Scientists have developed an automated and quantitative method of diagnosing epilepsy in children based on scalp EEG.

AsianScientist (Sep. 16, 2014) – It is now easier to detect and diagnose epilepsy in children, thanks to a study by medical doctors and scientists in Taiwan. This research has been published in the International Journal of Neural Systems.

Epilepsy is the most common chronic disease in pediatric neurology, with about 0.5-1 percent of children developing epilepsy during their lifetime. A further 30-40 percent of epileptic children develop refractory epilepsy, a particular type of epilepsy that cannot be managed by antiepileptic drugs (AED).

Regardless of etiology, children with refractory epilepsy are invariably exposed to a variety of physical, psychological and social morbidities. Patients whose seizures are difficult to control could benefit from non-pharmacological therapies, including surgery, deep brain stimulation and ketogenic diets. Therefore, the early identification of patients whose seizures are refractory to AED would allow them to receive alternative therapies at an appropriate time.

Using a new electroencephalography (EEG) analytical method, researchers from Kaoshiung Medical University have successfully developed a tool to detect certain EEG features often present in children with idiopathic epilepsy.

EEG analysis is widely employed to investigate brain disorders and to study brain electrical activity. In the study, a set of artifact-free EEG segments was acquired from the EEG recordings of patients belonging to two classes of epilepsy: well-controlled and refractory. To search for significantly discriminative EEG features and to reduce computational costs, a statistical approach involving global parametric features was adopted across EEG channels as well as over time. A gain ratio-based feature selection was then performed.

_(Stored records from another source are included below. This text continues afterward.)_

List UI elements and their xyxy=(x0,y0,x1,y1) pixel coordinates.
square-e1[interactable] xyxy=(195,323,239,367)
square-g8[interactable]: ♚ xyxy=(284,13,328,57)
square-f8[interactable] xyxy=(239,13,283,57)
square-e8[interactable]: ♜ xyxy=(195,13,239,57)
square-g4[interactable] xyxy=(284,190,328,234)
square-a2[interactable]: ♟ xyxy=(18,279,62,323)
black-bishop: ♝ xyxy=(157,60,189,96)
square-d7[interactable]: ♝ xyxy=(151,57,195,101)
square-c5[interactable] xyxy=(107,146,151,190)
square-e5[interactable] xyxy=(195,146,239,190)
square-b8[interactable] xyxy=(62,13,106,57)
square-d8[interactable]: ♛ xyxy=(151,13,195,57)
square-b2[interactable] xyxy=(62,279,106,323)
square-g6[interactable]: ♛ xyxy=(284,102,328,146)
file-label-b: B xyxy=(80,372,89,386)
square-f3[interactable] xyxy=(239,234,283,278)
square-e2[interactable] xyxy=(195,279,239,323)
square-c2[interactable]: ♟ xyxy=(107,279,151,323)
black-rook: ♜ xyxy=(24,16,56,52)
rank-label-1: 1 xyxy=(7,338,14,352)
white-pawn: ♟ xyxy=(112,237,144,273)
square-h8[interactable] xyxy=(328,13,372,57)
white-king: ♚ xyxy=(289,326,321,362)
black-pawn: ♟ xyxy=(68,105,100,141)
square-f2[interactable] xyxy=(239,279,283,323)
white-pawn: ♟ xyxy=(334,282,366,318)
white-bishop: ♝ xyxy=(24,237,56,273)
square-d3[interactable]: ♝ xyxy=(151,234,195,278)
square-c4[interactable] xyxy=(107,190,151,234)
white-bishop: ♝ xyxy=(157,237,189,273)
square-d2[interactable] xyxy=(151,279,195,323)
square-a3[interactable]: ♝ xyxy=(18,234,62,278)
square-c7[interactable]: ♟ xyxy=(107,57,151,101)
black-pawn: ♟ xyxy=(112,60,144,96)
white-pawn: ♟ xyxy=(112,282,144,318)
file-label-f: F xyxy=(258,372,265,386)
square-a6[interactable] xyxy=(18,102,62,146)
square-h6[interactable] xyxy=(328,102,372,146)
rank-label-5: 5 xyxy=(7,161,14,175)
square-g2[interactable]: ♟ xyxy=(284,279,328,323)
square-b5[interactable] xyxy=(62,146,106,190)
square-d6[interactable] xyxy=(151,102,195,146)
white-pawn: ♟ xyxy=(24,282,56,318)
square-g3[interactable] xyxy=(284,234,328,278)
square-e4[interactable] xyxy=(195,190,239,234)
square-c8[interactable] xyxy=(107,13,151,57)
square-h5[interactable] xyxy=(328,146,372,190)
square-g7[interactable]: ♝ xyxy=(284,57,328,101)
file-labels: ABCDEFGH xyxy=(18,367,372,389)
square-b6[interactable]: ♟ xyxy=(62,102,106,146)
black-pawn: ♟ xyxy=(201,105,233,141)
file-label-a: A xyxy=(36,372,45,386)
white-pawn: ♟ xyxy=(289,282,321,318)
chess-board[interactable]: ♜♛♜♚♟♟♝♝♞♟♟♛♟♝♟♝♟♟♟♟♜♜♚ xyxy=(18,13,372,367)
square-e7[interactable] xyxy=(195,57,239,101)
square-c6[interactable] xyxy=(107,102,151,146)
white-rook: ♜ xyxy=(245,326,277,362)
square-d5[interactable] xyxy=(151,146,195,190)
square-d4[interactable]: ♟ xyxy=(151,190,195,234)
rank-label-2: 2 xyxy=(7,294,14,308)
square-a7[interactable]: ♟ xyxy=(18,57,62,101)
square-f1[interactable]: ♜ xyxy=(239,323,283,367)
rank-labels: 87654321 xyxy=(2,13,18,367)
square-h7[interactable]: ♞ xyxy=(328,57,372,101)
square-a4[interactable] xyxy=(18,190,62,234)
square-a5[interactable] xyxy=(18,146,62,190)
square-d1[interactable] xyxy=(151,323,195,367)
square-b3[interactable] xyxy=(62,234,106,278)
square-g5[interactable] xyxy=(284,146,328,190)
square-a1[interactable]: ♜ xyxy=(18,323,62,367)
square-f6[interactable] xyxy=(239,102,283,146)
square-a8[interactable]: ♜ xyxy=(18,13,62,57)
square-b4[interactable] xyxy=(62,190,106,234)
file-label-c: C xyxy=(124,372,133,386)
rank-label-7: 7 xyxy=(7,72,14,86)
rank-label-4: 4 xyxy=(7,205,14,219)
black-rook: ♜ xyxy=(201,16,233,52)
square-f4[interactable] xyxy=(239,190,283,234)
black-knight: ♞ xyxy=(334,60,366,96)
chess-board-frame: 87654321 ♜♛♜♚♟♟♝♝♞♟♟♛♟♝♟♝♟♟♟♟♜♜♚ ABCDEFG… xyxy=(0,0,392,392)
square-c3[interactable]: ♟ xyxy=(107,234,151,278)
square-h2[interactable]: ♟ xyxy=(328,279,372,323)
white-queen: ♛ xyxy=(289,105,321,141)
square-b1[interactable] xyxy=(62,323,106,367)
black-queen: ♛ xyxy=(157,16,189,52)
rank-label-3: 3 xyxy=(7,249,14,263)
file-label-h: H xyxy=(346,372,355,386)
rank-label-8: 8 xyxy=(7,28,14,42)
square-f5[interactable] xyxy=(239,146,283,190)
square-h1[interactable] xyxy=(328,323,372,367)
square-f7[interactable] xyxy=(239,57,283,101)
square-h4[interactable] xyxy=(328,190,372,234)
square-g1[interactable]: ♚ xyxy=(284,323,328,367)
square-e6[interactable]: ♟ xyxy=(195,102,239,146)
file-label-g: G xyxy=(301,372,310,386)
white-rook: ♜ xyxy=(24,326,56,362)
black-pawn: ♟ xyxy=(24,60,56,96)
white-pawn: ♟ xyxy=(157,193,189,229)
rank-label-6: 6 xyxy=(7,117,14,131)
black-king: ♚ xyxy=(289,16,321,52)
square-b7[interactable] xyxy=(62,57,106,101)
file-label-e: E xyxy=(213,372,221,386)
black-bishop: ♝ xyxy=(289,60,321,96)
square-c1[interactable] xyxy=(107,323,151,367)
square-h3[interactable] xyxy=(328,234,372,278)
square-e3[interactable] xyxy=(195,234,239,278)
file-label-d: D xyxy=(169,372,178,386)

Based on their EEG method, the researchers were able to develop a diagnostic tool, using a support vector machine classification model to discriminate between well-controlled idiopathic epilepsy and refractory idiopathic epilepsy. The study also found that refractory patients have a higher risk of seizure attacks than well-controlled patients.

The authors say that further research with more diversity in terms of pediatric and adult participants will help to expand on the tool’s reliability and generalization.

The article can be found at: Lin et al. (2014) Early Prediction of Medication Refractoriness in Children with Idiopathic Epilepsy Based On Scalp EEG Analysis.